- Qaleh-ye Gomesh Dafeh Location within Iran
- Coordinates: 36°59′02″N 54°17′46″E﻿ / ﻿36.98389°N 54.29611°E
- Country: Iran
- Province: Golestan
- County: Gomishan
- District: Goldasht
- Rural District: Qezel Alan

Population (2016)
- • Total: 535
- Time zone: UTC+3:30 (IRST)

= Qaleh-ye Gomesh Dafeh =

Village in Golestan province, Iran

Qaleh-ye Gomesh Dafeh (قلعه گمش دفه) (Note: Also romanized as Qal‘eh-ye Gomesh Dafeh; also known as Gīsh Dafeh) is a village in Qezel Alan Rural District of Goldasht District in Gomishan County, Golestan province, Iran.

==Demographics==
===Population===
At the time of the 2006 National Census, the village's population was 404 in 74 households, when it was in Jafarbay-ye Sharqi Rural District of the former Gomishan District in Torkaman County.
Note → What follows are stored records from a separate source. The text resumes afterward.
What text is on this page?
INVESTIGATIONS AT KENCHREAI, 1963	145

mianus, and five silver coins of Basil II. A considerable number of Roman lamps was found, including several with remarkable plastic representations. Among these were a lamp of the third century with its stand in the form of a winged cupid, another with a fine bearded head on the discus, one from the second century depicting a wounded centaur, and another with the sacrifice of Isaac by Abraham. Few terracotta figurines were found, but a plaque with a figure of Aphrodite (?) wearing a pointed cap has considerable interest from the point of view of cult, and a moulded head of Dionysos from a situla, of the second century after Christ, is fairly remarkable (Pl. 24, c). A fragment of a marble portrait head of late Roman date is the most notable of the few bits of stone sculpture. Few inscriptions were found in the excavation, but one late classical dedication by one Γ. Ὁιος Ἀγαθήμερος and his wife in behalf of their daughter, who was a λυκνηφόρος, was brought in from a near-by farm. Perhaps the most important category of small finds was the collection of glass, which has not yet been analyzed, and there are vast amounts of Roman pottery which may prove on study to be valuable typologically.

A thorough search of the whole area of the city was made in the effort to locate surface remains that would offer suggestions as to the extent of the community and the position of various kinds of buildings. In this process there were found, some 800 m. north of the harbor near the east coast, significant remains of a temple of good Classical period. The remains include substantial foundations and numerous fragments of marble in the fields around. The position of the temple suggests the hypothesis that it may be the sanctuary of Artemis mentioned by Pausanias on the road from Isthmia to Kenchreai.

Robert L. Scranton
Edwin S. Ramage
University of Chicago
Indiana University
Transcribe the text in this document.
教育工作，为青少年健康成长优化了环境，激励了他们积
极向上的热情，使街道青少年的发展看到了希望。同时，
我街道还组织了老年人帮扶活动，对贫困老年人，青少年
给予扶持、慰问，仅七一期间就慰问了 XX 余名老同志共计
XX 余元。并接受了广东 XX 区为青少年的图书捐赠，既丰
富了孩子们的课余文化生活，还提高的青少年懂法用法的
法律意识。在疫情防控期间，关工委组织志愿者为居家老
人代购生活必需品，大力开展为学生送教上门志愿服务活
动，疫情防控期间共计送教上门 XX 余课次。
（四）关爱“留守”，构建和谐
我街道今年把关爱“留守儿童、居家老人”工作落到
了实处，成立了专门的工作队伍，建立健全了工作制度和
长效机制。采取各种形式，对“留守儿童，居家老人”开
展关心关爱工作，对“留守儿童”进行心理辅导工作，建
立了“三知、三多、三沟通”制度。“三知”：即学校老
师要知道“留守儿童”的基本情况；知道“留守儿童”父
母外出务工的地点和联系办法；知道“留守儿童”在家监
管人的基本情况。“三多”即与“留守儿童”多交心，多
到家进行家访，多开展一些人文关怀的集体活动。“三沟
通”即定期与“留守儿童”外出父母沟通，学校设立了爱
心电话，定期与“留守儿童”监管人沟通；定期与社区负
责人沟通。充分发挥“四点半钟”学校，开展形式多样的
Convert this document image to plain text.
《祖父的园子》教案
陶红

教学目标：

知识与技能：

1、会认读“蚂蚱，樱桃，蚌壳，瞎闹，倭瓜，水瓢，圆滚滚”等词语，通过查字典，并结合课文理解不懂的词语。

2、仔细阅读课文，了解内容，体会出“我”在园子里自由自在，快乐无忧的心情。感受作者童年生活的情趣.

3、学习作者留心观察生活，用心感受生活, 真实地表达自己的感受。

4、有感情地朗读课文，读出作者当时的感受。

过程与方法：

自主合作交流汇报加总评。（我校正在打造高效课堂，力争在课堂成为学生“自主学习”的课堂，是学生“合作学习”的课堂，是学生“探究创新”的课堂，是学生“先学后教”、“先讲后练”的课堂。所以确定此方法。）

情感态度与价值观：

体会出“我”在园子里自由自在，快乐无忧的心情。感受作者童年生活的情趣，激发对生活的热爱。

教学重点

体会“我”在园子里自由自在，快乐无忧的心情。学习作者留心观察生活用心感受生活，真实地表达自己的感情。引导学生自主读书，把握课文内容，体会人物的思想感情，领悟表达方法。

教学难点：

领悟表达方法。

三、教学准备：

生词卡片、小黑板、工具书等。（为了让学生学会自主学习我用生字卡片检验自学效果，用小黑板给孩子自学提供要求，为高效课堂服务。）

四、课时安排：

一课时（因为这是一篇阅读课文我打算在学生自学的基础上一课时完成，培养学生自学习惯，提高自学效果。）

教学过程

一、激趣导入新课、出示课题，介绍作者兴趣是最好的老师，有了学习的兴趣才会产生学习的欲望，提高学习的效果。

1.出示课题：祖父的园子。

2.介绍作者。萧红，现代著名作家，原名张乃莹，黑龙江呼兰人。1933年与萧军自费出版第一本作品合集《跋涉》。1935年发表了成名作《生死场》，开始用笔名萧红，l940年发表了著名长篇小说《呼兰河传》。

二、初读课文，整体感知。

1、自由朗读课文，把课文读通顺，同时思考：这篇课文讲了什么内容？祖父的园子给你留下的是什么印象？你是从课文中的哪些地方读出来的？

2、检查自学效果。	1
The following census in 2011 counted 456 people in 110 households, by which time the district had been separated from the county in the establishment of Gomishan County. The rural district was transferred to the new Goldasht District, and Qaleh-ye Gomesh Dafeh was transferred to Qezel Alan Rural District created in the same district. The 2016 census measured the population of the village as 535 people in 153 households.